Her latest publication, an essay called The Future of Serious Art, came out in November 2020 and her latest film series, Aurora, launched in October 2020 and ran until spring 2023. Her first film, An Impossible Poison, premiered in Berlin in November 2017 and received its London premier in March 2018. It has been highly critically acclaimed and selected for numerous international film festivals. She is currently presenting the Hello Happiness audio series for the Wellcome Trust.
A much more detailed biography is below:
TV, radio, film:
Bidisha is a presenter for BBC TV, Radio 3, Radio 4 and the World Service. She was a regular guest on BBC Two's Newsnight Review (later The Review Show), Sunday Morning Live and The Big Questions. For BBC Radio 4 she contributes frequently to Saturday Review and Woman's Hour, both of which she has guest presented, and Front Row, and has presented Archive on Four, Heart and Soul and various other documentaries and series. Standalone documentaries have included Texting Andy Warhol, on the role of text in art (R4); An Unofficial Iris, a study of Iris Murdoch's work and legacy (R4); The Red Book, an investigation into Jung's Red Book (R3); and The Countertenor, a highly acclaimed exploration of the countertenor voice for Radio 4. Bidisha was the regular presenter of BBC Radio 3's arts and ideas programme, Night Waves, from 2008. On the World Service she guest presented the books programme The Word was the regular presenter of the flagship arts show, The Strand and now presents for the arts series In The Studio and The Arts Hour. As of 2015 she has also been a regular Sky News commentator on social justice issues and the refugee crisis, and since 2016 has been a fortnightly newspaper reviewer for the Sky News breakfast show. Since 2020 she has worked closely with Channel 5 on a rang of arts, pop culture and royal documentaries, and since 2021 she has worked with CNN on their royal coverage and UK current affairs.

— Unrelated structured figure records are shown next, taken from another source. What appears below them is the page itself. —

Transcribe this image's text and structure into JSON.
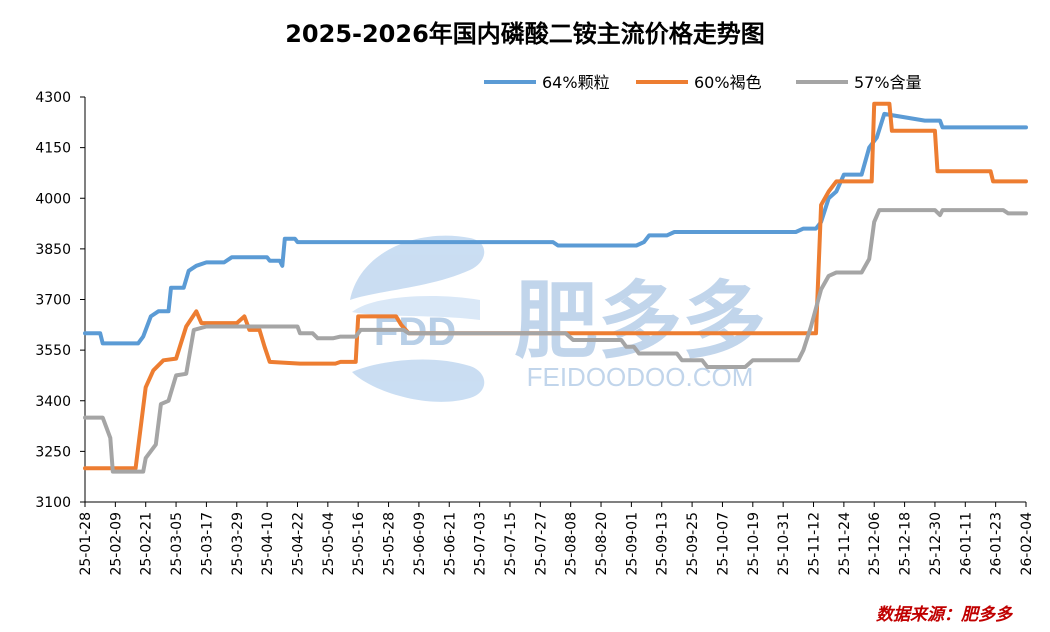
{
  "chart_data": {
    "type": "line",
    "title": "2025-2026年国内磷酸二铵主流价格走势图",
    "xlabel": "",
    "ylabel": "",
    "ylim": [
      3100,
      4300
    ],
    "yticks": [
      3100,
      3250,
      3400,
      3550,
      3700,
      3850,
      4000,
      4150,
      4300
    ],
    "xrange": [
      "2025-01-28",
      "2026-02-04"
    ],
    "xticks": [
      "25-01-28",
      "25-02-09",
      "25-02-21",
      "25-03-05",
      "25-03-17",
      "25-03-29",
      "25-04-10",
      "25-04-22",
      "25-05-04",
      "25-05-16",
      "25-05-28",
      "25-06-09",
      "25-06-21",
      "25-07-03",
      "25-07-15",
      "25-07-27",
      "25-08-08",
      "25-08-20",
      "25-09-01",
      "25-09-13",
      "25-09-25",
      "25-10-07",
      "25-10-19",
      "25-10-31",
      "25-11-12",
      "25-11-24",
      "25-12-06",
      "25-12-18",
      "25-12-30",
      "26-01-11",
      "26-01-23",
      "26-02-04"
    ],
    "grid": false,
    "legend_position": "top-right",
    "series": [
      {
        "name": "64%颗粒",
        "color": "#5b9bd5",
        "points": [
          [
            "2025-01-28",
            3600
          ],
          [
            "2025-02-03",
            3600
          ],
          [
            "2025-02-04",
            3570
          ],
          [
            "2025-02-18",
            3570
          ],
          [
            "2025-02-20",
            3590
          ],
          [
            "2025-02-23",
            3650
          ],
          [
            "2025-02-26",
            3665
          ],
          [
            "2025-03-02",
            3665
          ],
          [
            "2025-03-03",
            3735
          ],
          [
            "2025-03-08",
            3735
          ],
          [
            "2025-03-10",
            3785
          ],
          [
            "2025-03-13",
            3800
          ],
          [
            "2025-03-17",
            3810
          ],
          [
            "2025-03-24",
            3810
          ],
          [
            "2025-03-27",
            3825
          ],
          [
            "2025-04-10",
            3825
          ],
          [
            "2025-04-11",
            3815
          ],
          [
            "2025-04-15",
            3815
          ],
          [
            "2025-04-16",
            3800
          ],
          [
            "2025-04-17",
            3880
          ],
          [
            "2025-04-21",
            3880
          ],
          [
            "2025-04-22",
            3870
          ],
          [
            "2025-08-01",
            3870
          ],
          [
            "2025-08-03",
            3860
          ],
          [
            "2025-09-03",
            3860
          ],
          [
            "2025-09-06",
            3870
          ],
          [
            "2025-09-08",
            3890
          ],
          [
            "2025-09-15",
            3890
          ],
          [
            "2025-09-18",
            3900
          ],
          [
            "2025-11-05",
            3900
          ],
          [
            "2025-11-08",
            3910
          ],
          [
            "2025-11-13",
            3910
          ],
          [
            "2025-11-15",
            3930
          ],
          [
            "2025-11-18",
            4000
          ],
          [
            "2025-11-21",
            4020
          ],
          [
            "2025-11-24",
            4070
          ],
          [
            "2025-12-01",
            4070
          ],
          [
            "2025-12-04",
            4150
          ],
          [
            "2025-12-07",
            4180
          ],
          [
            "2025-12-10",
            4250
          ],
          [
            "2025-12-26",
            4230
          ],
          [
            "2026-01-01",
            4230
          ],
          [
            "2026-01-02",
            4210
          ],
          [
            "2026-02-04",
            4210
          ]
        ]
      },
      {
        "name": "60%褐色",
        "color": "#ed7d31",
        "points": [
          [
            "2025-01-28",
            3200
          ],
          [
            "2025-02-17",
            3200
          ],
          [
            "2025-02-18",
            3260
          ],
          [
            "2025-02-21",
            3440
          ],
          [
            "2025-02-24",
            3490
          ],
          [
            "2025-02-28",
            3520
          ],
          [
            "2025-03-05",
            3525
          ],
          [
            "2025-03-09",
            3620
          ],
          [
            "2025-03-13",
            3665
          ],
          [
            "2025-03-15",
            3630
          ],
          [
            "2025-03-29",
            3630
          ],
          [
            "2025-04-01",
            3650
          ],
          [
            "2025-04-03",
            3610
          ],
          [
            "2025-04-07",
            3610
          ],
          [
            "2025-04-09",
            3560
          ],
          [
            "2025-04-11",
            3515
          ],
          [
            "2025-04-23",
            3510
          ],
          [
            "2025-05-07",
            3510
          ],
          [
            "2025-05-09",
            3515
          ],
          [
            "2025-05-15",
            3515
          ],
          [
            "2025-05-16",
            3650
          ],
          [
            "2025-05-31",
            3650
          ],
          [
            "2025-06-02",
            3625
          ],
          [
            "2025-06-05",
            3600
          ],
          [
            "2025-11-13",
            3600
          ],
          [
            "2025-11-15",
            3980
          ],
          [
            "2025-11-18",
            4020
          ],
          [
            "2025-11-21",
            4050
          ],
          [
            "2025-12-05",
            4050
          ],
          [
            "2025-12-06",
            4280
          ],
          [
            "2025-12-12",
            4280
          ],
          [
            "2025-12-13",
            4200
          ],
          [
            "2025-12-30",
            4200
          ],
          [
            "2025-12-31",
            4080
          ],
          [
            "2026-01-21",
            4080
          ],
          [
            "2026-01-22",
            4050
          ],
          [
            "2026-02-04",
            4050
          ]
        ]
      },
      {
        "name": "57%含量",
        "color": "#a5a5a5",
        "points": [
          [
            "2025-01-28",
            3350
          ],
          [
            "2025-02-04",
            3350
          ],
          [
            "2025-02-07",
            3290
          ],
          [
            "2025-02-08",
            3190
          ],
          [
            "2025-02-20",
            3190
          ],
          [
            "2025-02-21",
            3230
          ],
          [
            "2025-02-25",
            3270
          ],
          [
            "2025-02-27",
            3390
          ],
          [
            "2025-03-02",
            3400
          ],
          [
            "2025-03-05",
            3475
          ],
          [
            "2025-03-09",
            3480
          ],
          [
            "2025-03-12",
            3610
          ],
          [
            "2025-03-17",
            3620
          ],
          [
            "2025-04-22",
            3620
          ],
          [
            "2025-04-23",
            3600
          ],
          [
            "2025-04-28",
            3600
          ],
          [
            "2025-04-30",
            3585
          ],
          [
            "2025-05-06",
            3585
          ],
          [
            "2025-05-09",
            3590
          ],
          [
            "2025-05-15",
            3590
          ],
          [
            "2025-05-17",
            3610
          ],
          [
            "2025-06-03",
            3610
          ],
          [
            "2025-06-05",
            3600
          ],
          [
            "2025-08-06",
            3600
          ],
          [
            "2025-08-09",
            3580
          ],
          [
            "2025-08-28",
            3580
          ],
          [
            "2025-08-30",
            3560
          ],
          [
            "2025-09-02",
            3560
          ],
          [
            "2025-09-04",
            3540
          ],
          [
            "2025-09-19",
            3540
          ],
          [
            "2025-09-21",
            3520
          ],
          [
            "2025-09-29",
            3520
          ],
          [
            "2025-10-01",
            3500
          ],
          [
            "2025-10-16",
            3500
          ],
          [
            "2025-10-19",
            3520
          ],
          [
            "2025-11-06",
            3520
          ],
          [
            "2025-11-08",
            3550
          ],
          [
            "2025-11-11",
            3620
          ],
          [
            "2025-11-15",
            3730
          ],
          [
            "2025-11-18",
            3770
          ],
          [
            "2025-11-21",
            3780
          ],
          [
            "2025-12-01",
            3780
          ],
          [
            "2025-12-04",
            3820
          ],
          [
            "2025-12-06",
            3930
          ],
          [
            "2025-12-08",
            3965
          ],
          [
            "2025-12-30",
            3965
          ],
          [
            "2026-01-01",
            3950
          ],
          [
            "2026-01-02",
            3965
          ],
          [
            "2026-01-26",
            3965
          ],
          [
            "2026-01-28",
            3955
          ],
          [
            "2026-02-04",
            3955
          ]
        ]
      }
    ]
  },
  "watermark": {
    "logo_text": "FDD",
    "brand": "肥多多",
    "url": "FEIDOODOO.COM"
  },
  "source": "数据来源：肥多多"
}
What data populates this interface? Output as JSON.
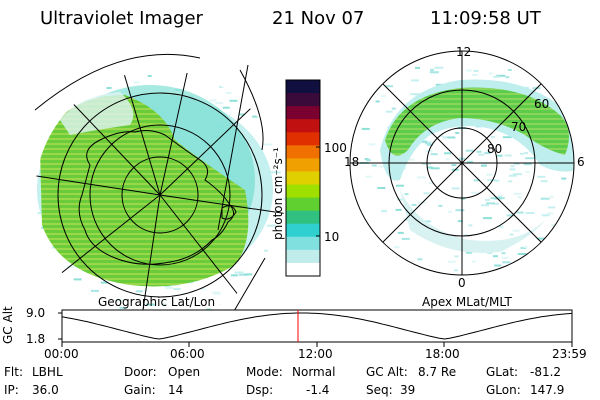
{
  "header": {
    "instrument": "Ultraviolet Imager",
    "date": "21 Nov 07",
    "time": "11:09:58 UT"
  },
  "colorbar": {
    "unit_label": "photon cm⁻²s⁻¹",
    "tick_labels": [
      "100",
      "10"
    ],
    "colors": [
      "#101040",
      "#3a0a3a",
      "#7a0030",
      "#c01010",
      "#e03000",
      "#f07000",
      "#f0a000",
      "#e0d000",
      "#a0e000",
      "#60d030",
      "#30c080",
      "#30d0d0",
      "#80e0e0",
      "#c0ecec",
      "#ffffff"
    ]
  },
  "left_panel": {
    "label": "Geographic Lat/Lon",
    "aurora_color": "#66cc33"
  },
  "right_panel": {
    "label": "Apex MLat/MLT",
    "mlt_labels": [
      "12",
      "18",
      "6",
      "0"
    ],
    "mlat_labels": [
      "60",
      "70",
      "80"
    ],
    "aurora_color": "#55cc44"
  },
  "altitude_plot": {
    "axis_label": "GC Alt",
    "y_ticks": [
      "9.0",
      "1.8"
    ],
    "x_ticks": [
      "00:00",
      "06:00",
      "12:00",
      "18:00",
      "23:59"
    ],
    "current_marker_color": "#ff0000"
  },
  "status": {
    "flt_label": "Flt:",
    "flt_value": "LBHL",
    "ip_label": "IP:",
    "ip_value": "36.0",
    "door_label": "Door:",
    "door_value": "Open",
    "gain_label": "Gain:",
    "gain_value": "14",
    "mode_label": "Mode:",
    "mode_value": "Normal",
    "dsp_label": "Dsp:",
    "dsp_value": "-1.4",
    "gcalt_label": "GC Alt:",
    "gcalt_value": "8.7 Re",
    "seq_label": "Seq:",
    "seq_value": "39",
    "glat_label": "GLat:",
    "glat_value": "-81.2",
    "glon_label": "GLon:",
    "glon_value": "147.9"
  }
}
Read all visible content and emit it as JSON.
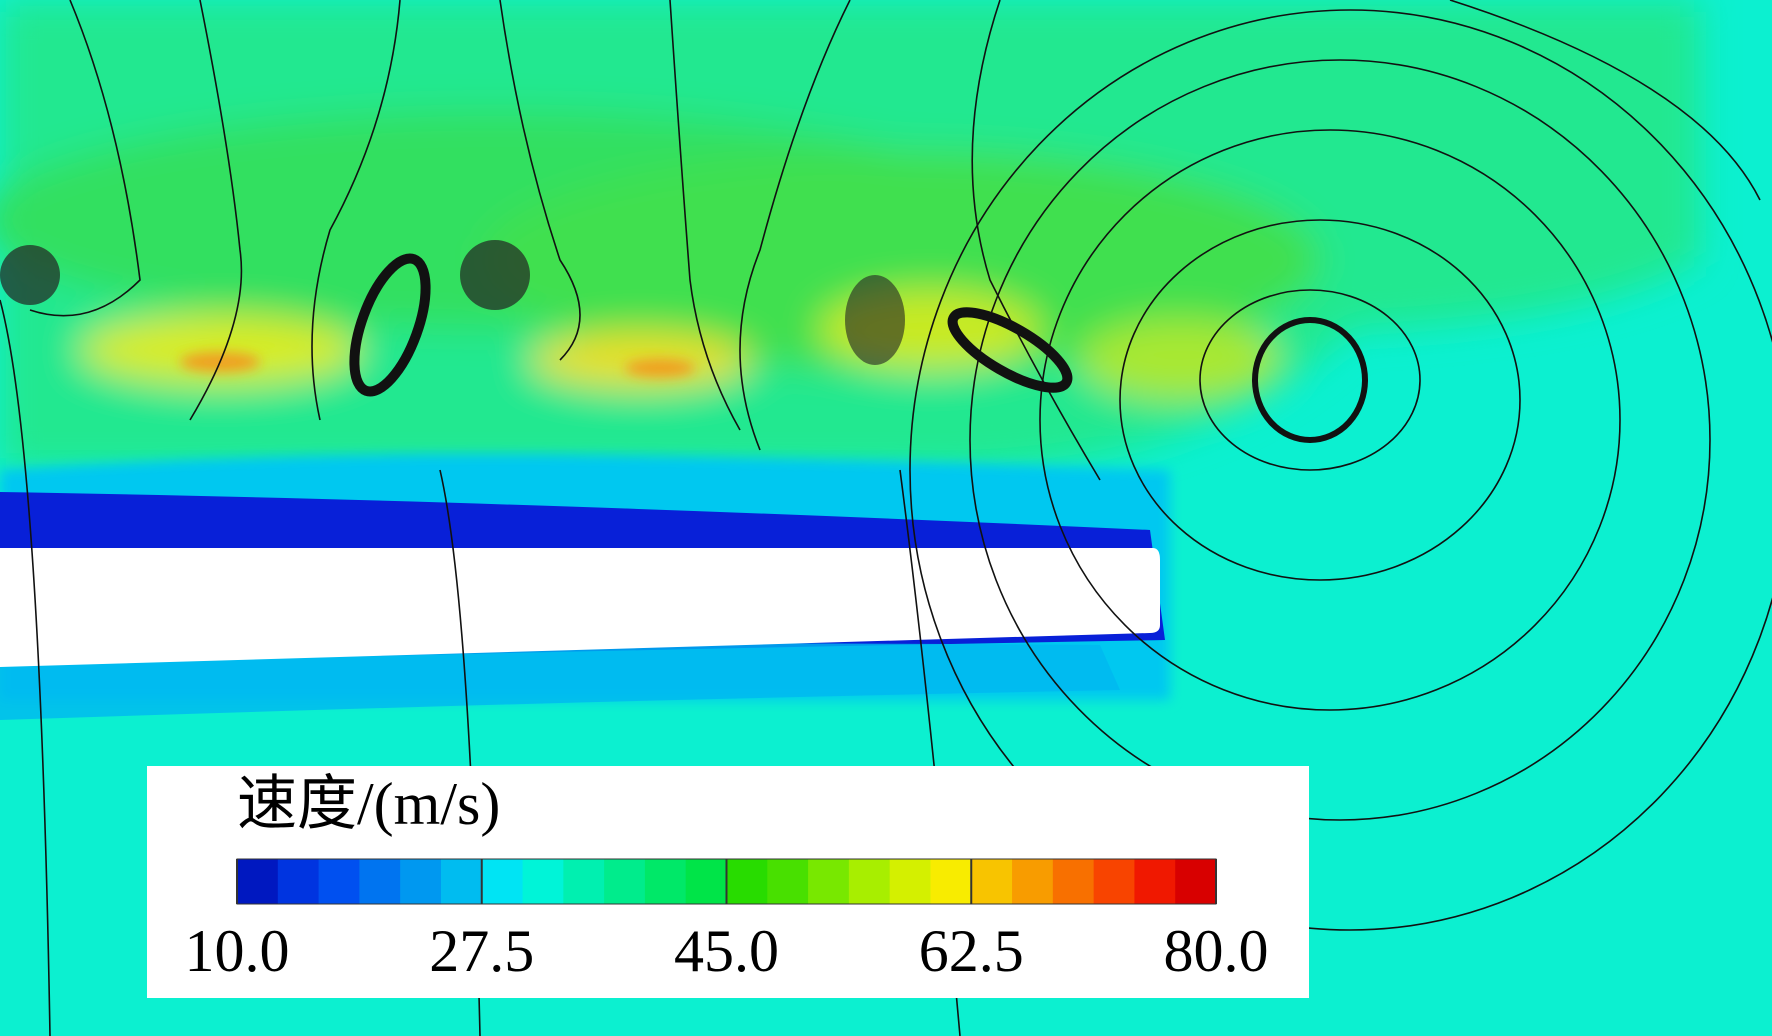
{
  "chart_data": {
    "type": "colorbar",
    "title": "速度/(m/s)",
    "zlim": [
      10,
      80
    ],
    "ticks": [
      {
        "value": 10,
        "label": "10.0"
      },
      {
        "value": 27.5,
        "label": "27.5"
      },
      {
        "value": 45,
        "label": "45.0"
      },
      {
        "value": 62.5,
        "label": "62.5"
      },
      {
        "value": 80,
        "label": "80.0"
      }
    ],
    "colors": [
      "#0018c0",
      "#0034e0",
      "#0050f0",
      "#0074f0",
      "#0098f0",
      "#00bcf0",
      "#00e4f4",
      "#00f4d8",
      "#00f0b0",
      "#00ec8c",
      "#00e868",
      "#00e448",
      "#28dc00",
      "#48e000",
      "#78e800",
      "#a8ee00",
      "#d4f000",
      "#f8ec00",
      "#f8c400",
      "#f89c00",
      "#f87000",
      "#f84400",
      "#f01800",
      "#d80000"
    ]
  }
}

Newspapers, magazines, books:
Bidisha began writing for arts magazines i-D, Oyster, Volume, Dazed and Confused and the NME at 14. She signed her first book deal, with HarperCollins, at 16. Her first novel, Seahorses, was published to commercial and critical success when she was 18. During this time she also had regular opinion columns in The Big Issue magazine and The Independent. Bidisha's second novel, the thriller Too Fast to Live, was published when she was 21. Bidisha then lectured in political theory, was a contributing editor of the women's magazine Sibyl and style magazine 2nd Generation and edited the arts magazine The Stealth Corporation. Her third book, the travel memoir Venetian Masters, was published in February 2008.
She currently writes for The Guardian, the Financial Times, Mslexia, The Observer, New Statesman, New Humanist, The List, The Huffington Post, the Times Literary Supplement, Sight and Sound, BBC Arts, Poetry Review and various publications internationally. From the end of 2010 to early 2012 she had a weekly column in The Guardian called Bidisha's Thought for The Day. In 2013 Johns Hopkins University awarded her an International Reporting Project fellowship to report on global health and development for the Bill and Melinda Gates Foundation. Bidisha's fourth book, out May 2012, is the acclaimed reportage Beyond the Wall: Writing A Path Through Palestine, published by Seagull/Chicago University Press. Her poetry has been published by Wasafiri magazine, Seagull Books, Saqi Books, English PEN and Young MWA magazine and performed at numerous venues including the Tower of London. She has mentored numerous other writers and judged numerous literary, arts and human rights prizes.
Bidisha Mamata was born in London and educated at Haberdashers' Aske's School for Girls. She then studied Old and Middle English at Oxford University, where she was a college scholar. She then gained an MSc in Economic History, Moral and Political Philosophy and Philosophy of the Social Sciences at the London School of Economics.